O deputado Jean Wyllys fez críticas a um discurso que é comum entre pessoas contrárias ao casamento entre homossexuais que também negam praticar homofobia. "A maior parte das pessoas não entende - ou por burrice, ou por má-fé - que existe uma coisa chamada homofobia social e uma coisa chamada homofobia letal. E a homofobia social está ligada à homofobia letal", afirmou ele. "A homofobia social se expressa, por exemplo, quando alguém diz que é contra o casamento civil igualitário, contra o casamento gay. (...) Se a pessoa é contra o casamento gay, ora, que não case com um gay! Mas o casamento gay não tira o direito dela em hipótese alguma", disse.
Para Jean Wyllys, se opor ao casamento entre pessoas do mesmo sexo e negar ser homofóbico é semelhante a negar outros tipos de preconceito. "É racista, mas não é racista. 'Eu não quero negros namorando com minha filha branca, mas eu não sou racista.

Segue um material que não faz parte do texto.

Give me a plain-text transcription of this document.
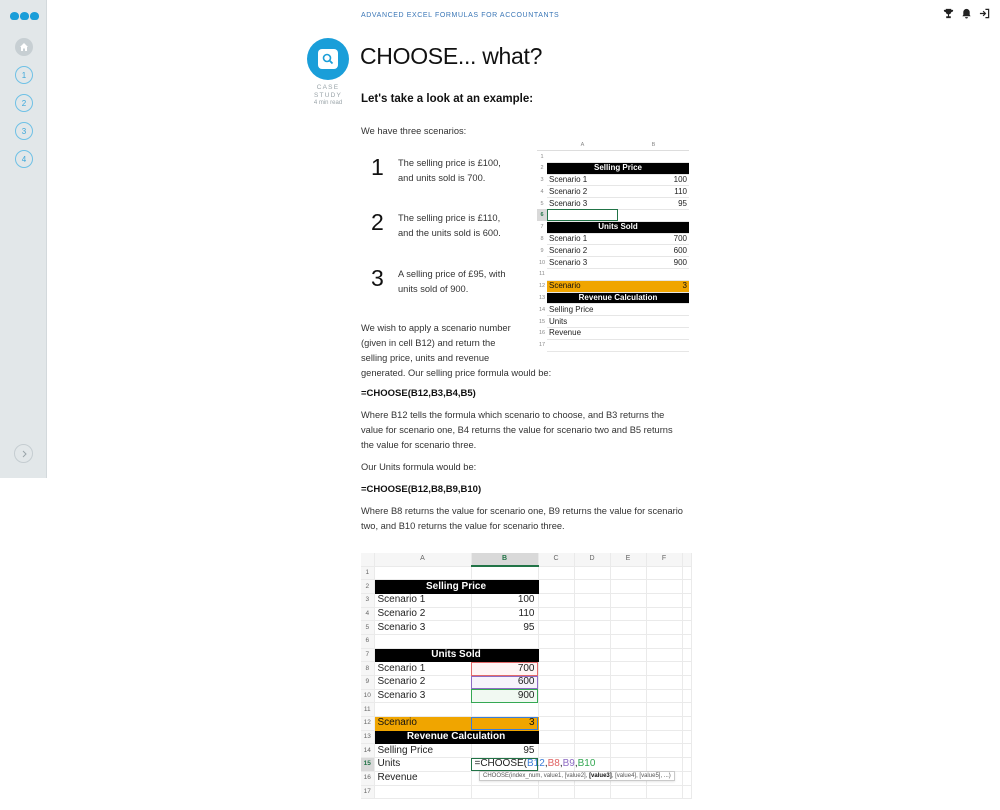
1
2
3
4
ADVANCED EXCEL FORMULAS FOR ACCOUNTANTS
CASE
STUDY
4 min read
CHOOSE... what?
Let's take a look at an example:
We have three scenarios:
1	The selling price is £100, and units sold is 700.
2	The selling price is £110, and the units sold is 600.
3	A selling price of £95, with units sold of 900.
We wish to apply a scenario number
(given in cell B12) and return the
selling price, units and revenue
generated. Our selling price formula would be:
=CHOOSE(B12,B3,B4,B5)
Where B12 tells the formula which scenario to choose, and B3 returns the
value for scenario one, B4 returns the value for scenario two and B5 returns
the value for scenario three.
Our Units formula would be:
=CHOOSE(B12,B8,B9,B10)
Where B8 returns the value for scenario one, B9 returns the value for scenario
two, and B10 returns the value for scenario three.
	A	B
1		
2	Selling Price	
3	Scenario 1	100
4	Scenario 2	110
5	Scenario 3	95
6		
7	Units Sold	
8	Scenario 1	700
9	Scenario 2	600
10	Scenario 3	900
11		
12	Scenario	3
13	Revenue Calculation	
14	Selling Price	
15	Units	
16	Revenue	
17		
	A	B	C	D	E	F	
1							
2	Selling Price						
3	Scenario 1	100					
4	Scenario 2	110					
5	Scenario 3	95					
6							
7	Units Sold						
8	Scenario 1	700					
9	Scenario 2	600					
10	Scenario 3	900					
11							
12	Scenario	3					
13	Revenue Calculation						
14	Selling Price	95					
15	Units	=CHOOSE(B12,B8,B9,B10					
16	Revenue						
17							
CHOOSE(index_num, value1, [value2], [value3], [value4], [value5], ...)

Tenho até um amigo que é racista, mas meu motorista é até preto.' É essa a questão. 'Eu não sou machista, mas minha mulher não sai com as amigas. Mas eu não sou machista. Eu não bato em mulher, eu não sou machista.' É burrice."
O deputado também criticou o uso de argumentos religiosos para contrariar o direito ao casamento civil aos gays. "Desde que o Estado foi separado da Igreja, a Igreja não pode usar os seus dogmas para influir nas políticas de Estado. (...) Se casamento fosse pra sempre, nós não teríamos conquistado o divórcio, não haveria as famílias 'mosaico', que são aquelas famílias amplas em que os casais se separam, casam de novo, têm novos filhos, e os seus filhos novos são irmãos dos filhos antigos e formam uma grande família. Não teria família de casais sem filhos, que não querem ter filhos."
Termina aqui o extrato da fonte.